I tried to remove the Housing but it looks a bit tricky to understand since bulbs look as they are closed in the plastic transparent box
What's funny: just came back from 2year service and nobody told me Anything  
Thanks in advance


----------



## Quattro-ita (Jul 5, 2016)

Correct me if I'm wrong.
As far as I understand, both led ligths are placed on proprietary pieces, i.e. no bulbs with standard socket, so that the whole piece including the central handle has to be replaced. I guess both coupe and roadster has the same piece (reference).


----------



## brittan (May 18, 2007)

There are slots in each end of the unit which look like they are for a trim tool, screwdriver or finger nails. I would guess that you lever off the end pieces and then some other fixing for the main part of the light/handle unit will be obvious. That's only a guess though.

You could have a look through the parts catalogue (ETKA) which is in the Knowledge Base. See if the unit comes as a single or multiple part numbers. Often the exploded parts diagram can give an indication on how something is assembled - or how it comes apart.


----------



## 90TJM (Sep 30, 2013)

I thought LEDs are covered by the 3 yr warranty?


----------



## Quattro-ita (Jul 5, 2016)

Looking at the ETKA, it's just one piece including handle and led lights.
I guess I have to change the whole piece.

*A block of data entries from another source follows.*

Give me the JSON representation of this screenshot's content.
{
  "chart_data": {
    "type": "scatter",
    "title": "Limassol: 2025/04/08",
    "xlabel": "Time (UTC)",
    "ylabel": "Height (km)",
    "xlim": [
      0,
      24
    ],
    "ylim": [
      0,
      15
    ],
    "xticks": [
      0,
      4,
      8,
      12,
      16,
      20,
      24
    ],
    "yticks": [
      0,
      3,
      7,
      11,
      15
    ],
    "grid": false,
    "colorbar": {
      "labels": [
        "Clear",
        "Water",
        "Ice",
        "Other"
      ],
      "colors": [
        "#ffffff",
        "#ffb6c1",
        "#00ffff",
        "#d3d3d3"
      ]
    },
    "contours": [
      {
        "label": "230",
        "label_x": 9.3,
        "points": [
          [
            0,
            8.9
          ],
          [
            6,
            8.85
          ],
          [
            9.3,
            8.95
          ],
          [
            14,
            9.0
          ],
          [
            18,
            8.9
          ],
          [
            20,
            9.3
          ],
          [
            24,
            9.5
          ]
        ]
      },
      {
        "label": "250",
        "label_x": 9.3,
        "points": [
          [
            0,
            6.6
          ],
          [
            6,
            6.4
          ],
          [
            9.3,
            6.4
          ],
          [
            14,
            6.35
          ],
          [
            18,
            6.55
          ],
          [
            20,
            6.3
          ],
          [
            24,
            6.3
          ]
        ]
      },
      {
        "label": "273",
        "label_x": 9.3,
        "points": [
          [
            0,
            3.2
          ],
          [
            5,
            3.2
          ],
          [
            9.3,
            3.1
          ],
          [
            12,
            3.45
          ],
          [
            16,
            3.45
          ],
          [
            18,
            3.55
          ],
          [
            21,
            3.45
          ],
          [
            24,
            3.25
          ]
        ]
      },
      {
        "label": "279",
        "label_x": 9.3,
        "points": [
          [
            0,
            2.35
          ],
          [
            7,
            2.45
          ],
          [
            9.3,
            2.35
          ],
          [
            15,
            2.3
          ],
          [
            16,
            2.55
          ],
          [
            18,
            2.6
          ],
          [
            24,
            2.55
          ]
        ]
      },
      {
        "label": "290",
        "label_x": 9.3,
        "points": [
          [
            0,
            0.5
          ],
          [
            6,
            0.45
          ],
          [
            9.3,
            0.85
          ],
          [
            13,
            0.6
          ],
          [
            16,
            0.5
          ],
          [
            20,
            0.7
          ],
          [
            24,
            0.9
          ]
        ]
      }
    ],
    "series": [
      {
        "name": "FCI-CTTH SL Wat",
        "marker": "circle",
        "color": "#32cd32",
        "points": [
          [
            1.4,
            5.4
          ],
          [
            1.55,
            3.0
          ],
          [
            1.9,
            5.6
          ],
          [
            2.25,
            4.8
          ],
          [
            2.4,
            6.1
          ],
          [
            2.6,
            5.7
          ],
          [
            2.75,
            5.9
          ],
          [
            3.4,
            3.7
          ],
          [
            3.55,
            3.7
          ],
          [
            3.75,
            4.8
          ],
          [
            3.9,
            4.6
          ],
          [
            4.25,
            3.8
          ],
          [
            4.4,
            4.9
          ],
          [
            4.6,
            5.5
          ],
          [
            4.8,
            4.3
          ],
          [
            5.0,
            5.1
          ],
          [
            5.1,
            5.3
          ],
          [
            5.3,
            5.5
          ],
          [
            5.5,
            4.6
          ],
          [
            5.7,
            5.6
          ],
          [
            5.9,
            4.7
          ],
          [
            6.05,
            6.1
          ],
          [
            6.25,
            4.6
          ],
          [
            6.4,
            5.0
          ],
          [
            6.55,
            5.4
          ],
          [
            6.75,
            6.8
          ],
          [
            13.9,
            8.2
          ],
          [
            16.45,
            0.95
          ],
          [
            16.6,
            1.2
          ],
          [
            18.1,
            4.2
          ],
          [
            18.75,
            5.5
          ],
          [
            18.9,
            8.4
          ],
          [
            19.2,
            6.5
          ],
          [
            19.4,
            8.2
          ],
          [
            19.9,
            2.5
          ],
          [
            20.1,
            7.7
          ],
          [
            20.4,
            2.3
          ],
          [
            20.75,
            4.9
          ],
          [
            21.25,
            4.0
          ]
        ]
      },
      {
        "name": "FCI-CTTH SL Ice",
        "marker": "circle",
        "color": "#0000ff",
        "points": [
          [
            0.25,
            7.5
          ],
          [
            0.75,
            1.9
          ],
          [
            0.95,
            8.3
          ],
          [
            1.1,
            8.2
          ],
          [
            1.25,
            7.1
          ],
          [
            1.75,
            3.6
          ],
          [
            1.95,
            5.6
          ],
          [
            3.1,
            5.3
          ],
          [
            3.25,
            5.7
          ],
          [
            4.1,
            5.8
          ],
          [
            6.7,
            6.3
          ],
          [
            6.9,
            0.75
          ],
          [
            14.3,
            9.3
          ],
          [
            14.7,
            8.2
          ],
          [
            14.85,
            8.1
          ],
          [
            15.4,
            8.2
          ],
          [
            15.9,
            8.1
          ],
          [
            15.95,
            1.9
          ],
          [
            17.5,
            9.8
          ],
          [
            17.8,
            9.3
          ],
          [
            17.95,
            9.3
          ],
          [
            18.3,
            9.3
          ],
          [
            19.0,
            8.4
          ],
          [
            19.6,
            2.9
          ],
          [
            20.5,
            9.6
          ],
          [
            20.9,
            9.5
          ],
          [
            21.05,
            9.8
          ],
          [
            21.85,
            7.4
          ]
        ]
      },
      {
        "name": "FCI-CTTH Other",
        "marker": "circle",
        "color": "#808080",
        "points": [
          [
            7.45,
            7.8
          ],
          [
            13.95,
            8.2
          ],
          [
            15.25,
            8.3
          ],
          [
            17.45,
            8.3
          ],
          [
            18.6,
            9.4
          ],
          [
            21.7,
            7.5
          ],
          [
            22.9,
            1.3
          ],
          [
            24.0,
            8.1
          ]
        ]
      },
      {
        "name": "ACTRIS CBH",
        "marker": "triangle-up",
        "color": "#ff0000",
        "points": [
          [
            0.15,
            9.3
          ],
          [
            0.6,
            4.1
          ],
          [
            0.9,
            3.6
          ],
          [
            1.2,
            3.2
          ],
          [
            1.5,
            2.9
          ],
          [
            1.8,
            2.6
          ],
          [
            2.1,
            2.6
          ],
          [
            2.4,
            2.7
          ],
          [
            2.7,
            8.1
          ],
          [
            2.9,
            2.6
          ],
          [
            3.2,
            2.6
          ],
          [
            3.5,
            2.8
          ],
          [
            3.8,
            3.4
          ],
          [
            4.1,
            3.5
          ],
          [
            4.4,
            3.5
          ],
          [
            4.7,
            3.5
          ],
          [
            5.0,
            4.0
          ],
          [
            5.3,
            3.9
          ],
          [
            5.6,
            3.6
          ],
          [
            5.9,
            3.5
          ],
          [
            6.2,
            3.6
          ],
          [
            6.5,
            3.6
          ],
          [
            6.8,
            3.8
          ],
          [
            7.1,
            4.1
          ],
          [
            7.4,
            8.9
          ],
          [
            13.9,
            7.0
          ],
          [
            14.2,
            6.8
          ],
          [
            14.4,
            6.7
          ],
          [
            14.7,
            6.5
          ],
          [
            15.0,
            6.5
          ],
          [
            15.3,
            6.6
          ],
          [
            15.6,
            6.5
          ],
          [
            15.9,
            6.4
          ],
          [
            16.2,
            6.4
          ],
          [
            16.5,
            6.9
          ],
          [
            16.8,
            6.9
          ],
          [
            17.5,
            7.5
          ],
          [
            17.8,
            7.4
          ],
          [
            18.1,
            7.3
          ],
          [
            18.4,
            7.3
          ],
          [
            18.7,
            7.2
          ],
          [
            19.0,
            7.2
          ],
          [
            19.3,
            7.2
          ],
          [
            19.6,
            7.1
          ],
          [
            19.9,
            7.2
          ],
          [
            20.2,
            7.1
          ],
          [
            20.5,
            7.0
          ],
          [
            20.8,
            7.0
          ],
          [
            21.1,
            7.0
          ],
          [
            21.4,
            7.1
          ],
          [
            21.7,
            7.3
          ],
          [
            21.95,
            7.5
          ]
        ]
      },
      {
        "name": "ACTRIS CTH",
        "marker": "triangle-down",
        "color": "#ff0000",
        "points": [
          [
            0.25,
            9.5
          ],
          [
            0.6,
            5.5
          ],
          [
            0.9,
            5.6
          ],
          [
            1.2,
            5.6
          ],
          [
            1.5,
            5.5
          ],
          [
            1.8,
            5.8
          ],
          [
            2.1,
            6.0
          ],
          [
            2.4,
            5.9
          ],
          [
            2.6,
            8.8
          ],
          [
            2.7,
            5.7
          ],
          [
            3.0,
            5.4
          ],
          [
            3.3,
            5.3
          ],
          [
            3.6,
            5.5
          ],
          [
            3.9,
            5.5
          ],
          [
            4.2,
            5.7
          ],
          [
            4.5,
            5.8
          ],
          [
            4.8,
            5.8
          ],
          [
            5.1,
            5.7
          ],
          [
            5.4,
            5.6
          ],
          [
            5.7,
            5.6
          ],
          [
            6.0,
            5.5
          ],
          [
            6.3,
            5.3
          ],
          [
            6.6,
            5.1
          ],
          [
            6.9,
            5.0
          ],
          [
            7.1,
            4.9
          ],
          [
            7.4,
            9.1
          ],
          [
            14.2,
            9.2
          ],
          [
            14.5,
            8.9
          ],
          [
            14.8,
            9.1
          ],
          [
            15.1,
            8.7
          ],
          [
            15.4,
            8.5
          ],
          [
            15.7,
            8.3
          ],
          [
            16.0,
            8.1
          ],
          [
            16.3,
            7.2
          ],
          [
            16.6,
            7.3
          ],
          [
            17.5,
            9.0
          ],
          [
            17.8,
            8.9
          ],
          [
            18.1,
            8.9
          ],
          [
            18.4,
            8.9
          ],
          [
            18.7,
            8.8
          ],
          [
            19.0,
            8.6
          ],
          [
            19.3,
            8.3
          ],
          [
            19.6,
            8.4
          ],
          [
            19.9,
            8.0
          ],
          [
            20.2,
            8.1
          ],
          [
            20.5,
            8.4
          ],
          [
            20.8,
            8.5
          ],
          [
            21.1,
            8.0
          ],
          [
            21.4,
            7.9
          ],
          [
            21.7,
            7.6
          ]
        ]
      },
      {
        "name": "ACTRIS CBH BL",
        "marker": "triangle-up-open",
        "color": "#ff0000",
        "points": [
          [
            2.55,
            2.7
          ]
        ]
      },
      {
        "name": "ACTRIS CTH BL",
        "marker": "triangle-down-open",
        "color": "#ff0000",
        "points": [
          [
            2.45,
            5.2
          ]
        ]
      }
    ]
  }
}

One more stupid question, but please help me cause I'm getting mad.
I bought a 2 years used car and I'm spending Hours on the instruction manual  
Is there any chance to Open the trunk without using the remote command? I suppose that once the doors are unlocked, the small handle between plate lights should work as a manual standard handle, but it doesn't. Is it defective? Should i change some settings in the MMI?
My mk1 roadster has no handle, i thought the mk3 roadster improved on that side

Thanks a lot


----------



## Blackhole128 (Dec 24, 2015)

Quattro-ita said:


> Looking at the ETKA, it's just one piece including handle and led lights.
> I guess I have to change the whole piece.
> 
> One more stupid question, but please help me cause I'm getting mad.
> ...


The TT has a 3-year manufacturer's warranty over in the UK. Does your car have any warranty left? If so, Audi ought to change the light/handle assembly for free!


----------



## Quattro-ita (Jul 5, 2016)

Standard warranty in EU is only 2years.
I own a roadster mk1 but I don't know the mk3 at all, so I Guess you guys can help me to solve my doubts
Before going back to servicing


----------